Artist's rendition of Ft. Sumpter ablaze

Marking the start of 150th anniversary observances of the start of America’s War Between the States, a brilliant starburst mortar shell burst at 6:45 a.m. this morning over Fort Sumter, South Carolina.

Over the next four years. reenactments and ceremonies will mark key events in the bitter civil conflict that divided our nation, ended slavery and claimed 600,000 lives in what was history’s first industrialized war – in which railways, telegraph and industry played a key role.

Some would say the war began long before the South Carolina militia opened fire on the U.S. Army inside Fort Sumpter at the mouth of Charleston, S.C., harbor on April 12, 1861.

A Civil War battle

During the presidential election of 1860, the brand-new Republican Party, led by Abraham Lincoln, had campaigned against the expansion of slavery beyond states in which it already existed – such as Kansas, California and Nevada.

Lincoln also advocated a strong federal government instead of a loosely organized affiliation of states. So, with his win at the polls, talk of civil war grew, particularly since in their 1860 platform, the Republicans explicitly denounced threats of disunion as treason. Secessionists countered that there was nothing in the Constitution requiring states to remain in the Union forever.

When news of Lincoln’s election victory spread, seven states in which slavery was practiced, South Carolina, Mississippi, Florida, Alabama, Georgia, Louisiana and Texas, announced they had withdrawn from the Union to form the Confederate States of America. The outgoing administration of President James Buchanan and the incoming Lincoln Administration challenged the legality of their action, calling it rebellion.

Former slaves who enlisted with the Union

But it was not until 150 years ago today that the conflict turned violent. At dawn on April 12, 1861, the South Carolina militia took matters into their own hands, opening fire on Fort Sumter.

“As a boy, I remember hearing at my Aunt Annie’s knee how we told the Yankees to go home, but they wouldn’t do it,” remembers columnist Jay Tower. “So, in her words, ‘We had to shoot ‘em.’”

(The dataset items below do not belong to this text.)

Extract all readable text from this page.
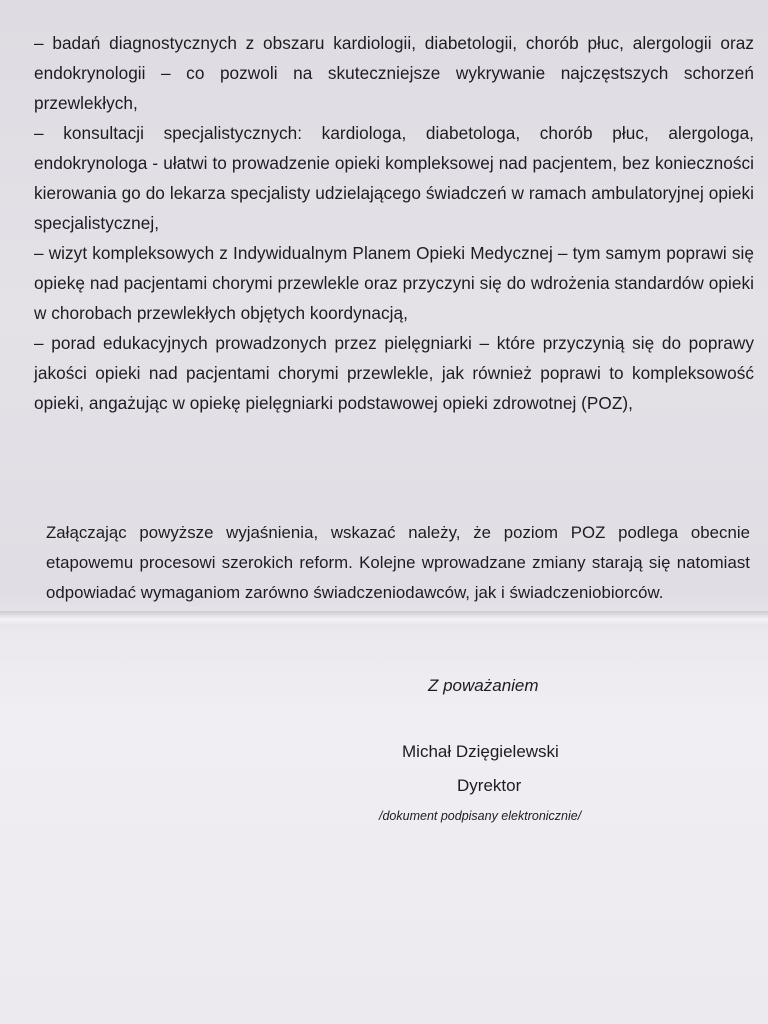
– badań diagnostycznych z obszaru kardiologii, diabetologii, chorób płuc, alergologii oraz endokrynologii – co pozwoli na skuteczniejsze wykrywanie najczęstszych schorzeń przewlekłych,

– konsultacji specjalistycznych: kardiologa, diabetologa, chorób płuc, alergologa, endokrynologa - ułatwi to prowadzenie opieki kompleksowej nad pacjentem, bez konieczności kierowania go do lekarza specjalisty udzielającego świadczeń w ramach ambulatoryjnej opieki specjalistycznej,

– wizyt kompleksowych z Indywidualnym Planem Opieki Medycznej – tym samym poprawi się opiekę nad pacjentami chorymi przewlekle oraz przyczyni się do wdrożenia standardów opieki w chorobach przewlekłych objętych koordynacją,

– porad edukacyjnych prowadzonych przez pielęgniarki – które przyczynią się do poprawy jakości opieki nad pacjentami chorymi przewlekle, jak również poprawi to kompleksowość opieki, angażując w opiekę pielęgniarki podstawowej opieki zdrowotnej (POZ),

Załączając powyższe wyjaśnienia, wskazać należy, że poziom POZ podlega obecnie etapowemu procesowi szerokich reform. Kolejne wprowadzane zmiany starają się natomiast odpowiadać wymaganiom zarówno świadczeniodawców, jak i świadczeniobiorców.

Z poważaniem
Michał Dzięgielewski
Dyrektor
/dokument podpisany elektronicznie/
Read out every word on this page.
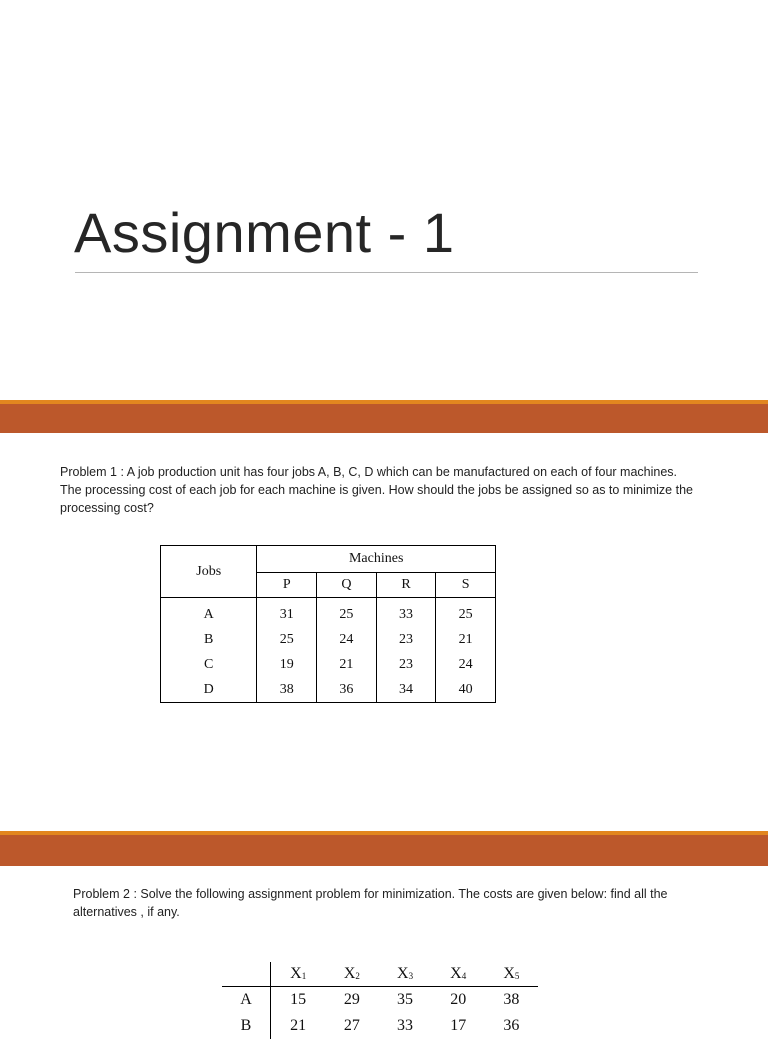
Assignment - 1
Problem 1 : A job production unit has four jobs A, B, C, D which can be manufactured on each of four machines. The processing cost of each job for each machine is given. How should the jobs be assigned so as to minimize the processing cost?
Jobs	Machines			
	P	Q	R	S
A	31	25	33	25
B	25	24	23	21
C	19	21	23	24
D	38	36	34	40
Problem 2 : Solve the following assignment problem for minimization. The costs are given below: find all the alternatives , if any.
	$X_1$	$X_2$	$X_3$	$X_4$	$X_5$
A	15	29	35	20	38
B	21	27	33	17	36
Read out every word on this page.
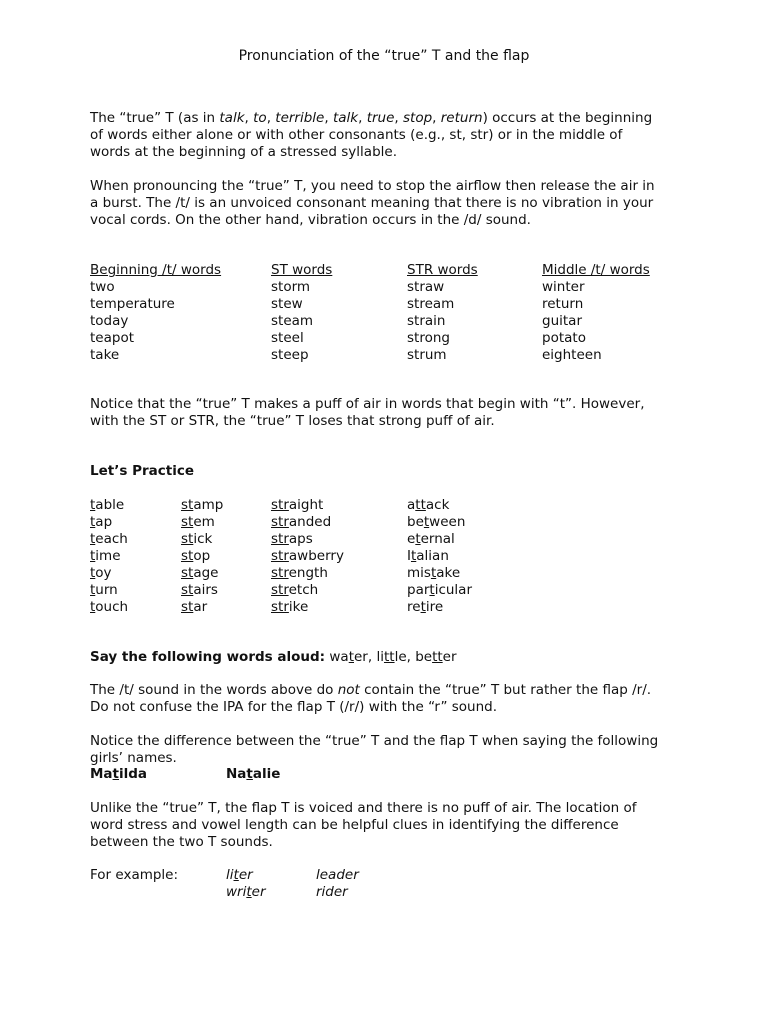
Pronunciation of the “true” T and the flap
The “true” T (as in talk, to, terrible, talk, true, stop, return) occurs at the beginning
of words either alone or with other consonants (e.g., st, str) or in the middle of
words at the beginning of a stressed syllable.
When pronouncing the “true” T, you need to stop the airflow then release the air in
a burst. The /t/ is an unvoiced consonant meaning that there is no vibration in your
vocal cords. On the other hand, vibration occurs in the /d/ sound.
Beginning /t/ words
two
temperature
today
teapot
take
ST words
storm
stew
steam
steel
steep
STR words
straw
stream
strain
strong
strum
Middle /t/ words
winter
return
guitar
potato
eighteen
Notice that the “true” T makes a puff of air in words that begin with “t”. However,
with the ST or STR, the “true” T loses that strong puff of air.
Let’s Practice
table
tap
teach
time
toy
turn
touch
stamp
stem
stick
stop
stage
stairs
star
straight
stranded
straps
strawberry
strength
stretch
strike
attack
between
eternal
Italian
mistake
particular
retire
Say the following words aloud: water, little, better
The /t/ sound in the words above do not contain the “true” T but rather the flap /r/.
Do not confuse the IPA for the flap T (/r/) with the “r” sound.
Notice the difference between the “true” T and the flap T when saying the following
girls’ names.
Matilda	Natalie
Unlike the “true” T, the flap T is voiced and there is no puff of air. The location of
word stress and vowel length can be helpful clues in identifying the difference
between the two T sounds.
For example:	liter
writer
leader
rider
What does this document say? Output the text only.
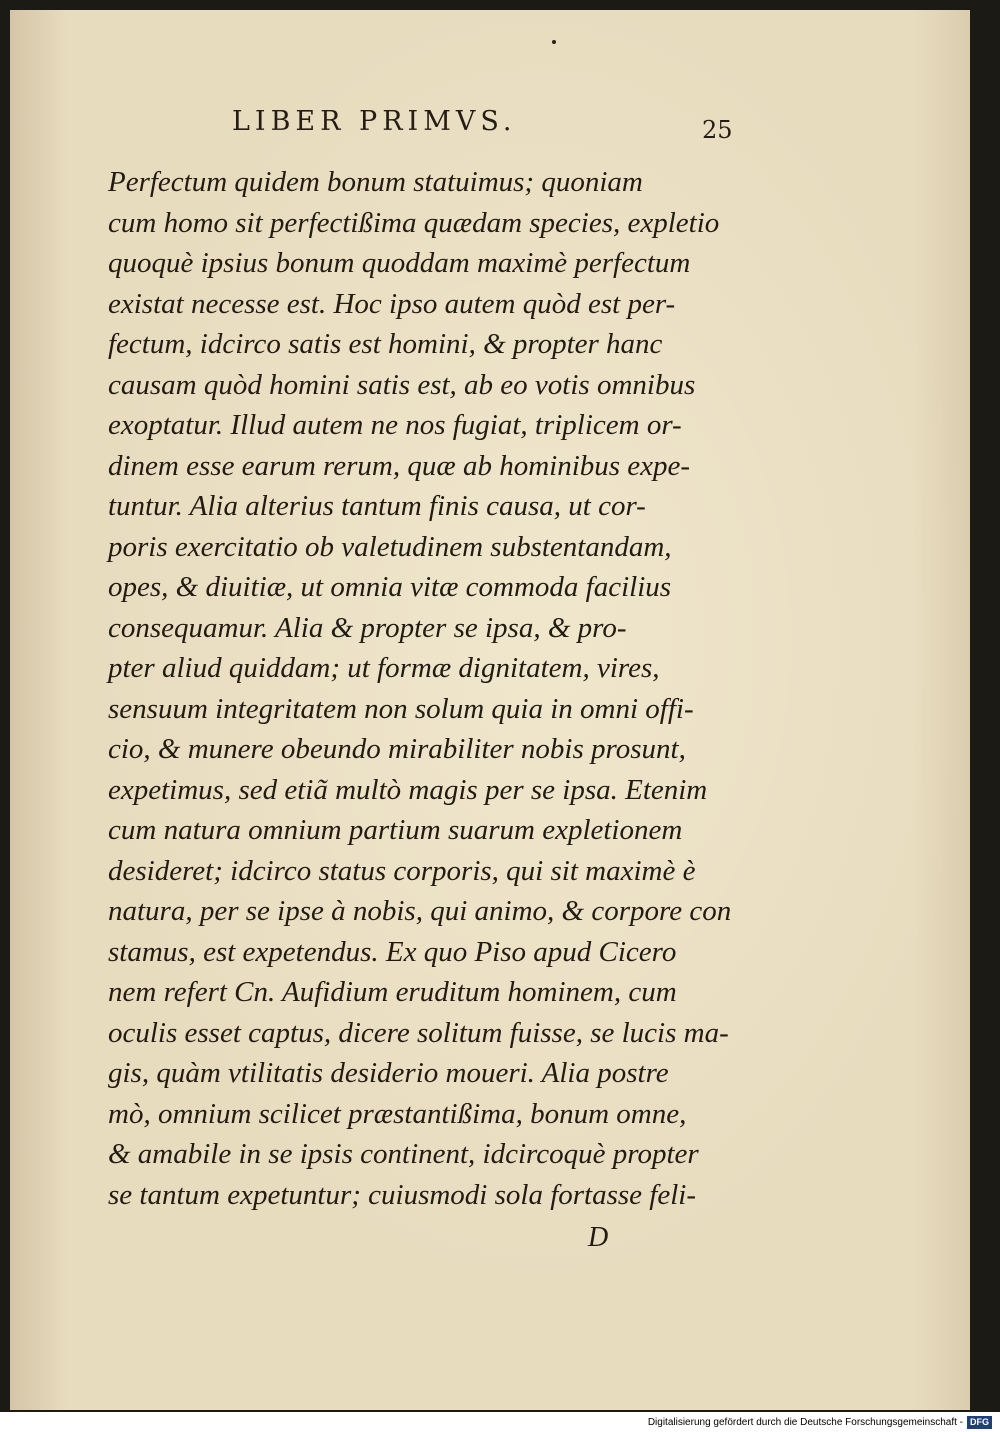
LIBER PRIMVS.	25
Perfectum quidem bonum statuimus; quoniam
cum homo sit perfectißima quædam species, expletio
quoquè ipsius bonum quoddam maximè perfectum
existat necesse est. Hoc ipso autem quòd est per-
fectum, idcirco satis est homini, & propter hanc
causam quòd homini satis est, ab eo votis omnibus
exoptatur. Illud autem ne nos fugiat, triplicem or-
dinem esse earum rerum, quæ ab hominibus expe-
tuntur. Alia alterius tantum finis causa, ut cor-
poris exercitatio ob valetudinem substentandam,
opes, & diuitiæ, ut omnia vitæ commoda facilius
consequamur. Alia & propter se ipsa, & pro-
pter aliud quiddam; ut formæ dignitatem, vires,
sensuum integritatem non solum quia in omni offi-
cio, & munere obeundo mirabiliter nobis prosunt,
expetimus, sed etiã multò magis per se ipsa. Etenim
cum natura omnium partium suarum expletionem
desideret; idcirco status corporis, qui sit maximè è
natura, per se ipse à nobis, qui animo, & corpore con
stamus, est expetendus. Ex quo Piso apud Cicero
nem refert Cn. Aufidium eruditum hominem, cum
oculis esset captus, dicere solitum fuisse, se lucis ma-
gis, quàm vtilitatis desiderio moueri. Alia postre
mò, omnium scilicet præstantißima, bonum omne,
& amabile in se ipsis continent, idcircoquè propter
se tantum expetuntur; cuiusmodi sola fortasse feli-
D
Digitalisierung gefördert durch die Deutsche Forschungsgemeinschaft - DFG
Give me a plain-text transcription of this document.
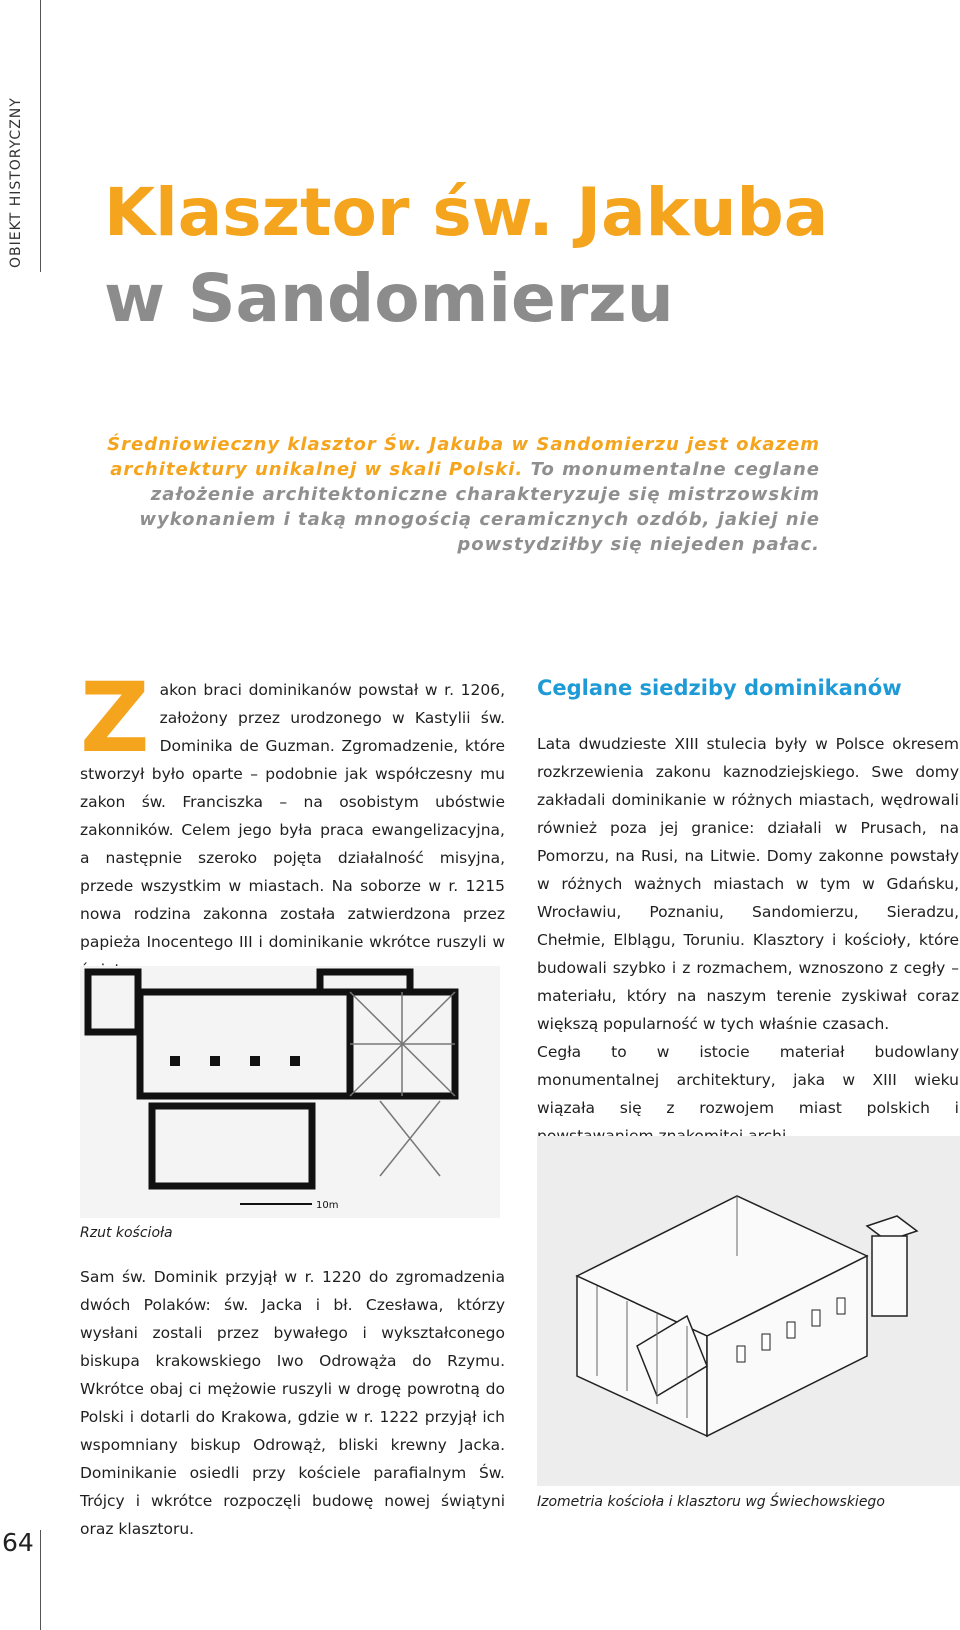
OBIEKT HISTORYCZNY
64
Klasztor św. Jakuba
w Sandomierzu

Średniowieczny klasztor Św. Jakuba w Sandomierzu jest okazem architektury unikalnej w skali Polski. To monumentalne ceglane założenie architektoniczne charakteryzuje się mistrzowskim wykonaniem i taką mnogością ceramicznych ozdób, jakiej nie powstydziłby się niejeden pałac.

Z akon braci dominikanów powstał w r. 1206, założony przez urodzonego w Kastylii św. Dominika de Guzman. Zgromadzenie, które stworzył było oparte – podobnie jak współczesny mu zakon św. Franciszka – na osobistym ubóstwie zakonników. Celem jego była praca ewangelizacyjna, a następnie szeroko pojęta działalność misyjna, przede wszystkim w miastach. Na soborze w r. 1215 nowa rodzina zakonna została zatwierdzona przez papieża Inocentego III i dominikanie wkrótce ruszyli w
Ceglane siedziby dominikanów

Lata dwudzieste XIII stulecia były w Polsce okresem rozkrzewienia zakonu kaznodziejskiego. Swe domy zakładali dominikanie w różnych miastach, wędrowali również poza jej granice: działali w Prusach, na Pomorzu, na Rusi, na Litwie. Domy zakonne powstały w różnych ważnych miastach w tym w Gdańsku, Wrocławiu, Poznaniu, Sandomierzu, Sieradzu, Chełmie, Elblągu, Toruniu. Klasztory i kościoły, które budowali szybko i z rozmachem, wznoszono z cegły – materiału, który na naszym terenie zyskiwał coraz większą popularność w tych właśnie czasach.

Cegła to w istocie materiał budowlany monumentalnej architektury, jaka w XIII wieku wiązała się z rozwojem miast polskich i

10m
Rzut kościoła
Sam św. Dominik przyjął w r. 1220 do zgromadzenia dwóch Polaków: św. Jacka i bł. Czesława, którzy wysłani zostali przez bywałego i wykształconego biskupa krakowskiego Iwo Odrowąża do Rzymu. Wkrótce obaj ci mężowie ruszyli w drogę powrotną do Polski i dotarli do Krakowa, gdzie w r. 1222 przyjął ich wspomniany biskup Odrowąż, bliski krewny Jacka. Dominikanie osiedli przy kościele parafialnym Św. Trójcy i wkrótce rozpoczęli budowę nowej świątyni oraz klasztoru.
Izometria kościoła i klasztoru wg Świechowskiego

Lincoln responded by calling for a volunteer army from each state to recapture federal property. This led to declarations of secession by four more states – Virginia, North Carolina, Arkansas, and Tennessee – which were not major cotton producers and had resisted secession talk. The South’s top military commander, Robert E. Lee, had remained a general in the U.S. Army until the very last moment, waiting for the Virginia legislature to decide which side it would take.

Both sides raised armies as the Union seized strategic control of the slave state of Maryland – which surrounds the District of Columbia on three sides with Virginia to the south. Two slave states hesitated to takes sides – Missouri and Kentucky – where it was not uncommon for families to be torn with one son fighting for the Union and another signing up with the Confederacy.

Cherokee General Stand Watie

In the West, the Dakota territories voted to go with the North. In the Oklahoma Territory, the Five Civilized Tribes voted to side with the South. The Cherokee general, Stand Watie, would be the last Confederate general to surrender at the war’s end. 

The Union Navy quickly established a naval blockade of southern ports that virtually blocked cotton sales on which the Confederacy depended for income. The war ended four years later with the South in ruins and slavery abolished. The Cherokees were punished with the seizure of the Cherokee Outlet – which was then opened to homesteaders in the famous Oklahoma land runs.

Now 150 years later, Civil War reenactments are scheduled through 2015.

And it all begins today as antique cannon around Charleston harbor will continue shooting blanks at Fort Sumter in recognition of the historic bombardment that started it all.